三か月前
家の中は物音すらしない。時々、壁か屋根かが軋む音がする。
木造二階建てのその家には、両親が離婚した小学一年の春に、有花と、兄の省吾と一緒に移り住んだ。
縁側に座ると、遠くで野良猫が鳴く声が聞こえてきた。庭の前には、桜の木が一本、どっしりと佇むようにして突っ立っている。
その木は、春になると、どんぐりよりも小さな蕾から、一年待ち続けた桜の息吹が満開に咲き乱れる。
蓮が幼い頃は、縁側に座ってよく絵を描いていた。
縁側は、蓮にとって一番好きな場所だった。なぜなら、その頃飼っていた三毛猫のミケが、膝の上にちょこんと座ってくれるからだ。ミケはぐるぐると喉を鳴らし、細くて長い尻尾で蓮の膝を優しく叩いた。
春風に揺られて流れ落ちる桜吹雪を、縁側に座ってミケと一緒に写生する事が、蓮は好きだった。
蓮の芸術的な才能は中学で開花した。学内の写生大会では、特選、デザインコンテストでは県内でも優秀賞をとるレベルだった。
桜の木は、今は緑の葉で覆われ、また来年やってくる開花の時期を、今か今かと待ちわびている。
蓮は、居間のテーブルに置きっ放しにしていた車の鍵を取り、外に出た。その瞬間、灼熱の陽気のせいで、体から大量の汗が一気に噴き出した。
鋭く突き刺さってくる日差しを手で塞ぎながら、車の運転席側のドアを開けた。車中からはむっとした温風が、顔全体を覆ってきた。蓮はすぐにエンジンをかけて、冷房全開まで調整した。
すると、乾いたNAサウンドが、マフラーから目の前の山林に響き渡った。
遂にこの日が来たんだ。蓮は、唯一の父親である永吉に、十年ぶりに会いに行こうとしていた。
社会人となった蓮は、高校時代に親しかった友人とも離れ離れになり、大手医療メーカーの製造部に勤務する事になった。
中学高校と野球馬鹿だった蓮にとって、将来の進路はまるで定まっていなかった。
仮に大学に行くにしても、そんなお金を出す余裕はおふくろにはないだろうと考え、最初から進路の選択肢からは外していた。
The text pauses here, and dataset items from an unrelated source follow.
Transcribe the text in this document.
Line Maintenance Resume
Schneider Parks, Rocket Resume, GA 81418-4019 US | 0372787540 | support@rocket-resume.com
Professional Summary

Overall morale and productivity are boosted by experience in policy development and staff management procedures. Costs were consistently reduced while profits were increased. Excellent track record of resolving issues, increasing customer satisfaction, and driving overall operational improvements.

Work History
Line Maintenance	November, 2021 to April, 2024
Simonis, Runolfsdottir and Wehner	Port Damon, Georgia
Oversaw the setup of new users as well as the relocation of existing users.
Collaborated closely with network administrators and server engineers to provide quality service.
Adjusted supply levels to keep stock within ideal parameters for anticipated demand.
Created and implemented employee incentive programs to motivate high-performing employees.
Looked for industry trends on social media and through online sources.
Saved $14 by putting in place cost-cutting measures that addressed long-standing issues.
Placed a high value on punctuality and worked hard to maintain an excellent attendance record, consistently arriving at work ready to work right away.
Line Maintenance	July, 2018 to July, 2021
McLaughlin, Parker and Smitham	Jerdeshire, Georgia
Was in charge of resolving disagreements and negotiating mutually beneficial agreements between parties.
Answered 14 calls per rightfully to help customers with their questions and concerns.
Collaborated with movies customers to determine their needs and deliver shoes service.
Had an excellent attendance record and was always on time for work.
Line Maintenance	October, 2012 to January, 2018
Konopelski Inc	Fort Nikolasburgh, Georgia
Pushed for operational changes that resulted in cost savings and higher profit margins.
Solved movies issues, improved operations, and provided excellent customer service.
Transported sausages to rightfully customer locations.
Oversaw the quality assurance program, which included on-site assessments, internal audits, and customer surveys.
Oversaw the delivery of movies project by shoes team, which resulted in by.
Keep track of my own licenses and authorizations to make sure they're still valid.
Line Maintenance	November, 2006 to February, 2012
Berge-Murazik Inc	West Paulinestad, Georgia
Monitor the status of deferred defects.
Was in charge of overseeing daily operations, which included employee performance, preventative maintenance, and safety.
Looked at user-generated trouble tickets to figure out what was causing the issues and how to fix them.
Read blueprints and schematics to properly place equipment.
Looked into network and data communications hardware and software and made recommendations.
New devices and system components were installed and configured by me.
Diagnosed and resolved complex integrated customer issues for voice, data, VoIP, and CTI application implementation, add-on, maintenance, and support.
蓮は、企業から学校へくる新入社員募集要項の中から、担任の先生と有花が勧めてくれた会社を選んだ。
入社してからは、仕事に徐々に慣れていくにつれて、蓮は永吉の記憶を思い出さずにはいられなかった。
丁度、永吉の誕生日が七月七日の七夕の日だった事を覚えていた蓮は、その日が近づくにつれて、父親という存在が自分の胸中に収まりきれなくなっていくのだった。
両親が離婚したのは、蓮が小学一年の時だったと記憶されている。